The electron structures of anosovite crystalline display obvious difference between Ti₃O₅ and Al₂TiO₅ crystal for the doping of aluminum into Ti₃O₅ crystal. In addition, they have a significant difference on the chemical compositions, so it is reasonable to assume that the flotabilities of Ti₃O₅ and Al₂TiO₅ crystal is different. Therefore, the flotation experiments on the Ti₃O₅ and Al₂TiO₅ crystals used sodium oleate, SHA were conducted, and the experiment results are given in Figure 6 and Figure 7. When the dosage of sodium oleate was 8.0 × 10⁻⁵ mol/L, the recovery rate of Ti₃O₅ crystal reaches the highest value of 72.21%, while that of Al₂TiO₅ crystal reaches the maximum value of 79.24%. When using SHA as collectors, the best recovery rate of Ti₃O₅ and Al₂TiO₅ crystals were 80.12% and 84.15%, respectively. For comparison [34], the anosovite of Mg_0.09Ti_2.91O₅ from Ti-bearing electric slag has a higher recovery, which can reach a maximum recovery of 93.26% at an SHA dosage of 4 × 10⁻⁵ mol/L. It can be seen from Figure 6 and Figure 7 that the recovery rate of anosovite crystal is higher when SHA is used as the collector, indicating that sodium oleate had a stronger ability to capture anosovite. More importantly, the recovery rate of Al₂TiO₅ crystal has a higher recovery rate compared with Ti₃O₅ crystal when the flotation conditions are the same. Therefore, doping the Al component into the Ti₃O₅ crystal should be beneficial to improve the flotation effect from TBBF slag.

4. Conclusions

In this paper, DFT is used to study the effects of Al on anosovite crystal structure, electronic structure, and flotation behavior. Moreover, the flotation experiment on Ti₃O₅ and Al₂TiO₅ crystals are conducted, and DFT calculation results are accurate. The main conclusions are as follows:

(1) The energy of all Al₂TiO₅ band increased about 2 eV compared with that of Ti₃O₅, indicating that the valence and conduction bands have increased in energy. The energy band shifts to the positive direction promotes the flotation effect.
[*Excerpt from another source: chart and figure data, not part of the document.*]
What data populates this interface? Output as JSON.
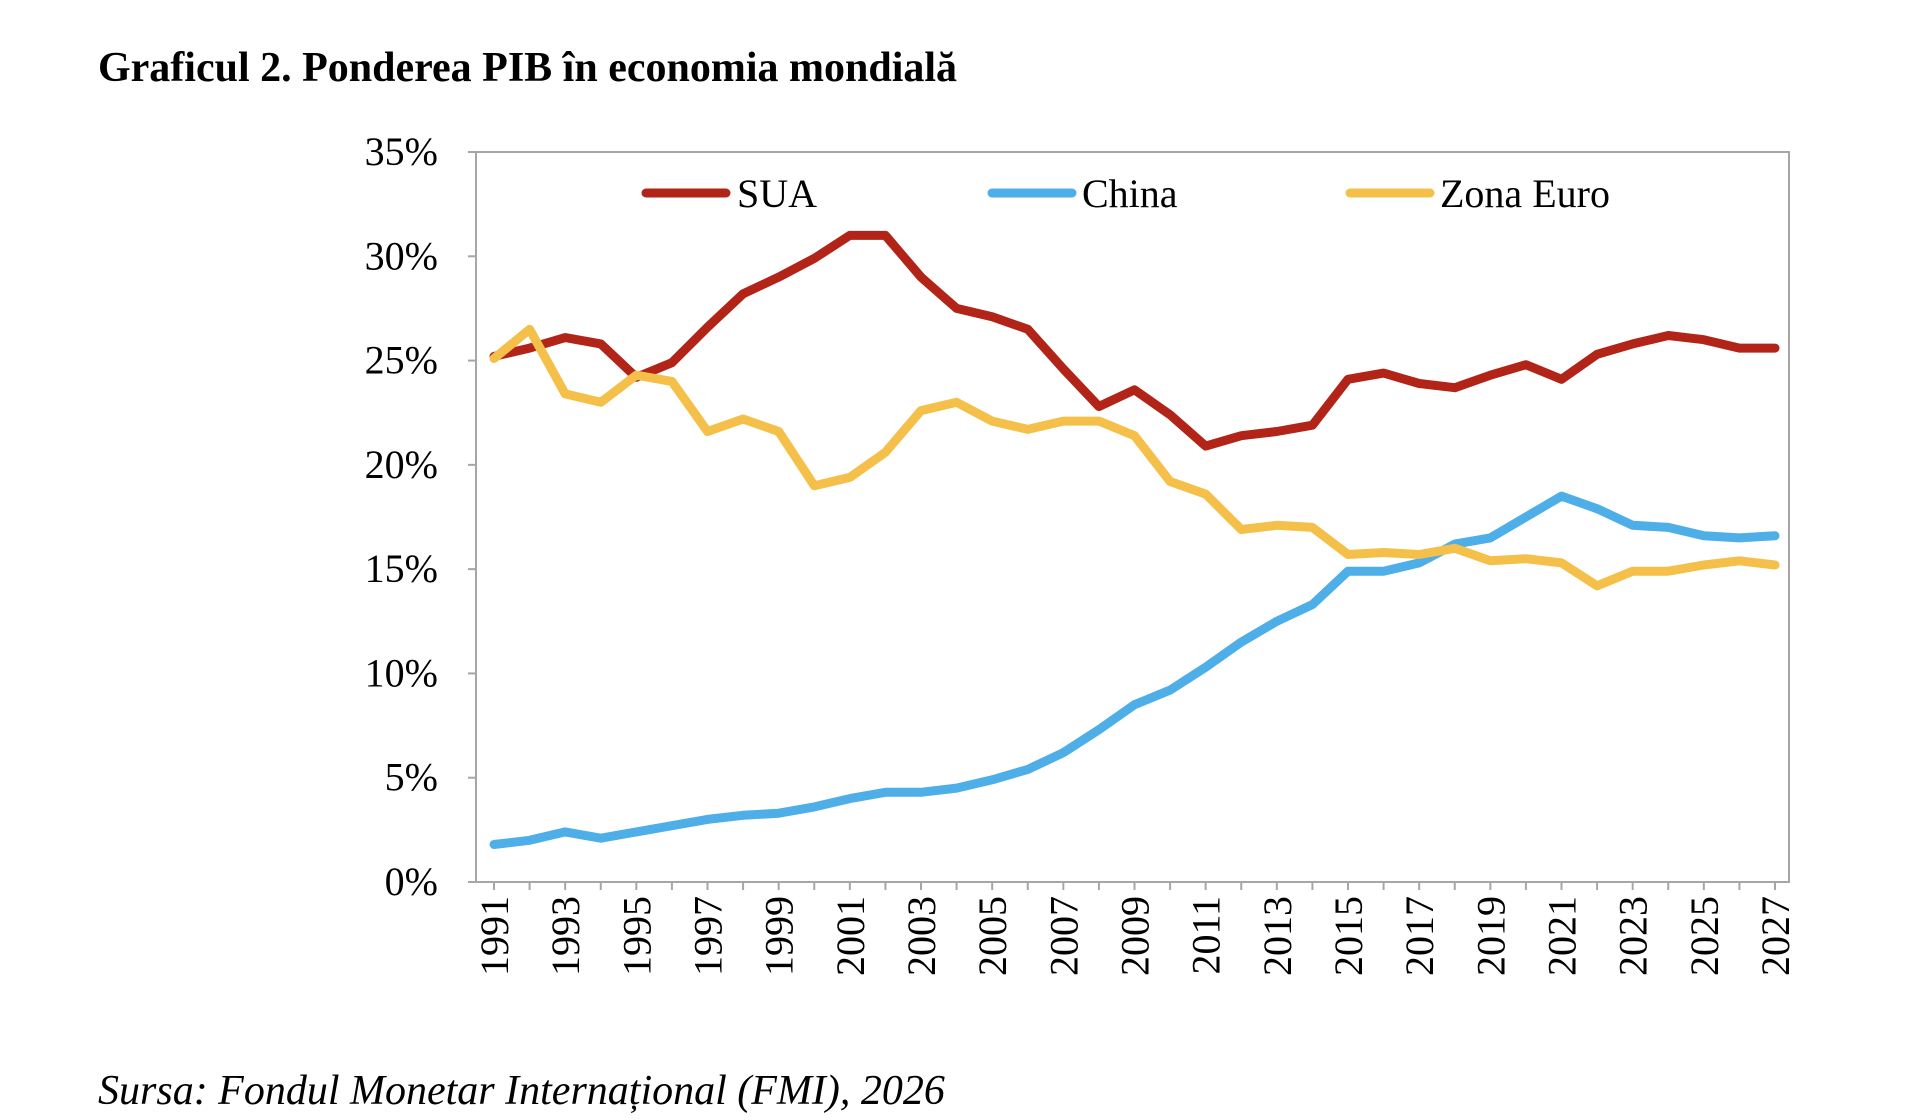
{
  "title": "Graficul 2. Ponderea PIB în economia mondială",
  "source": "Sursa: Fondul Monetar Internațional (FMI), 2026",
  "chart_data": {
    "type": "line",
    "x": [
      1991,
      1992,
      1993,
      1994,
      1995,
      1996,
      1997,
      1998,
      1999,
      2000,
      2001,
      2002,
      2003,
      2004,
      2005,
      2006,
      2007,
      2008,
      2009,
      2010,
      2011,
      2012,
      2013,
      2014,
      2015,
      2016,
      2017,
      2018,
      2019,
      2020,
      2021,
      2022,
      2023,
      2024,
      2025,
      2026,
      2027
    ],
    "x_tick_labels": [
      "1991",
      "1993",
      "1995",
      "1997",
      "1999",
      "2001",
      "2003",
      "2005",
      "2007",
      "2009",
      "2011",
      "2013",
      "2015",
      "2017",
      "2019",
      "2021",
      "2023",
      "2025",
      "2027"
    ],
    "ylim": [
      0,
      35
    ],
    "y_ticks": [
      0,
      5,
      10,
      15,
      20,
      25,
      30,
      35
    ],
    "y_tick_labels": [
      "0%",
      "5%",
      "10%",
      "15%",
      "20%",
      "25%",
      "30%",
      "35%"
    ],
    "y_unit": "%",
    "grid": false,
    "legend_position": "top",
    "series": [
      {
        "name": "SUA",
        "color": "#B22418",
        "values": [
          25.2,
          25.6,
          26.1,
          25.8,
          24.2,
          24.9,
          26.6,
          28.2,
          29.0,
          29.9,
          31.0,
          31.0,
          29.0,
          27.5,
          27.1,
          26.5,
          24.6,
          22.8,
          23.6,
          22.4,
          20.9,
          21.4,
          21.6,
          21.9,
          24.1,
          24.4,
          23.9,
          23.7,
          24.3,
          24.8,
          24.1,
          25.3,
          25.8,
          26.2,
          26.0,
          25.6,
          25.6
        ]
      },
      {
        "name": "China",
        "color": "#4DAEE8",
        "values": [
          1.8,
          2.0,
          2.4,
          2.1,
          2.4,
          2.7,
          3.0,
          3.2,
          3.3,
          3.6,
          4.0,
          4.3,
          4.3,
          4.5,
          4.9,
          5.4,
          6.2,
          7.3,
          8.5,
          9.2,
          10.3,
          11.5,
          12.5,
          13.3,
          14.9,
          14.9,
          15.3,
          16.2,
          16.5,
          17.5,
          18.5,
          17.9,
          17.1,
          17.0,
          16.6,
          16.5,
          16.6
        ]
      },
      {
        "name": "Zona Euro",
        "color": "#F4C04A",
        "values": [
          25.1,
          26.5,
          23.4,
          23.0,
          24.3,
          24.0,
          21.6,
          22.2,
          21.6,
          19.0,
          19.4,
          20.6,
          22.6,
          23.0,
          22.1,
          21.7,
          22.1,
          22.1,
          21.4,
          19.2,
          18.6,
          16.9,
          17.1,
          17.0,
          15.7,
          15.8,
          15.7,
          16.0,
          15.4,
          15.5,
          15.3,
          14.2,
          14.9,
          14.9,
          15.2,
          15.4,
          15.2
        ]
      }
    ]
  }
}
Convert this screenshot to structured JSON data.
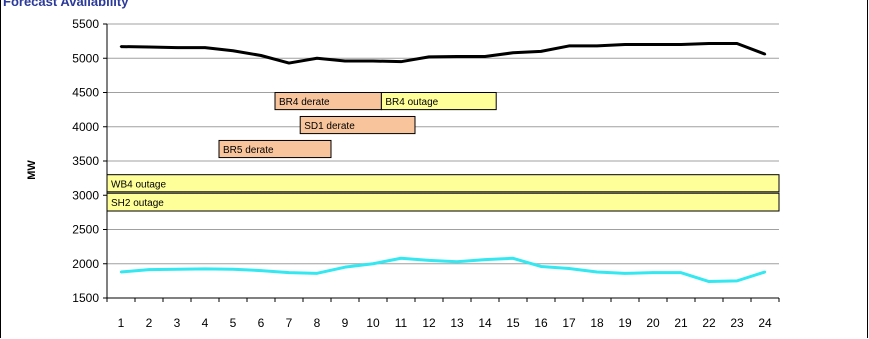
{
  "title": "Forecast Availability",
  "colors": {
    "demand_line": "#000000",
    "lower_line": "#33e8f0",
    "derate_fill": "#f8c49c",
    "outage_fill": "#ffff99",
    "gridline": "#a0a0a0",
    "box_border": "#000000"
  },
  "chart_data": {
    "type": "line",
    "ylabel": "MW",
    "ylim": [
      1500,
      5500
    ],
    "yticks": [
      1500,
      2000,
      2500,
      3000,
      3500,
      4000,
      4500,
      5000,
      5500
    ],
    "x": [
      1,
      2,
      3,
      4,
      5,
      6,
      7,
      8,
      9,
      10,
      11,
      12,
      13,
      14,
      15,
      16,
      17,
      18,
      19,
      20,
      21,
      22,
      23,
      24
    ],
    "grid": "horizontal",
    "series": [
      {
        "color": "#000000",
        "values": [
          5170,
          5165,
          5155,
          5155,
          5110,
          5040,
          4930,
          5000,
          4960,
          4960,
          4950,
          5020,
          5025,
          5025,
          5080,
          5100,
          5180,
          5180,
          5200,
          5200,
          5200,
          5215,
          5215,
          5060
        ]
      },
      {
        "color": "#33e8f0",
        "values": [
          1880,
          1915,
          1920,
          1925,
          1920,
          1900,
          1870,
          1860,
          1950,
          2000,
          2080,
          2050,
          2030,
          2060,
          2080,
          1960,
          1930,
          1880,
          1860,
          1870,
          1870,
          1740,
          1750,
          1880
        ]
      }
    ],
    "events": [
      {
        "label": "BR4 derate",
        "kind": "derate",
        "start": 6.5,
        "end": 10.3,
        "y_low": 4250,
        "y_high": 4500
      },
      {
        "label": "BR4 outage",
        "kind": "outage",
        "start": 10.3,
        "end": 14.4,
        "y_low": 4250,
        "y_high": 4500
      },
      {
        "label": "SD1 derate",
        "kind": "derate",
        "start": 7.4,
        "end": 11.5,
        "y_low": 3900,
        "y_high": 4150
      },
      {
        "label": "BR5 derate",
        "kind": "derate",
        "start": 4.5,
        "end": 8.5,
        "y_low": 3550,
        "y_high": 3800
      },
      {
        "label": "WB4 outage",
        "kind": "outage",
        "start": 0.5,
        "end": 24.5,
        "y_low": 3050,
        "y_high": 3300
      },
      {
        "label": "SH2 outage",
        "kind": "outage",
        "start": 0.5,
        "end": 24.5,
        "y_low": 2770,
        "y_high": 3030
      }
    ]
  }
}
(2) Compared with Ti₃O₅ crystal, O atom obtains more electrons in Al₂TiO₅ crystal because the Ti atom receives electrons more easily than Al atoms in the Al₂TiO₅ crystal. The Al₂TiO₅ crystal possesses a larger Ti–O bond population than Ti₃O₅, and the Ti–O bonds length is shorter; therefore, the covalency of Al₂TiO₅ crystal is stronger. Moreover, the Al–O bonds covalency in the Al₂TiO₅ crystal is greater than that in the Ti₃O₅ crystal.

(3) The Al₂TiO₅ crystal has a higher recovery rate compared with the Ti₃O₅ crystal when the flotation conditions are the same. Therefore, doping an Al component into the Ti₃O₅ crystal should be beneficial for improving the flotation effect from TBBF slag.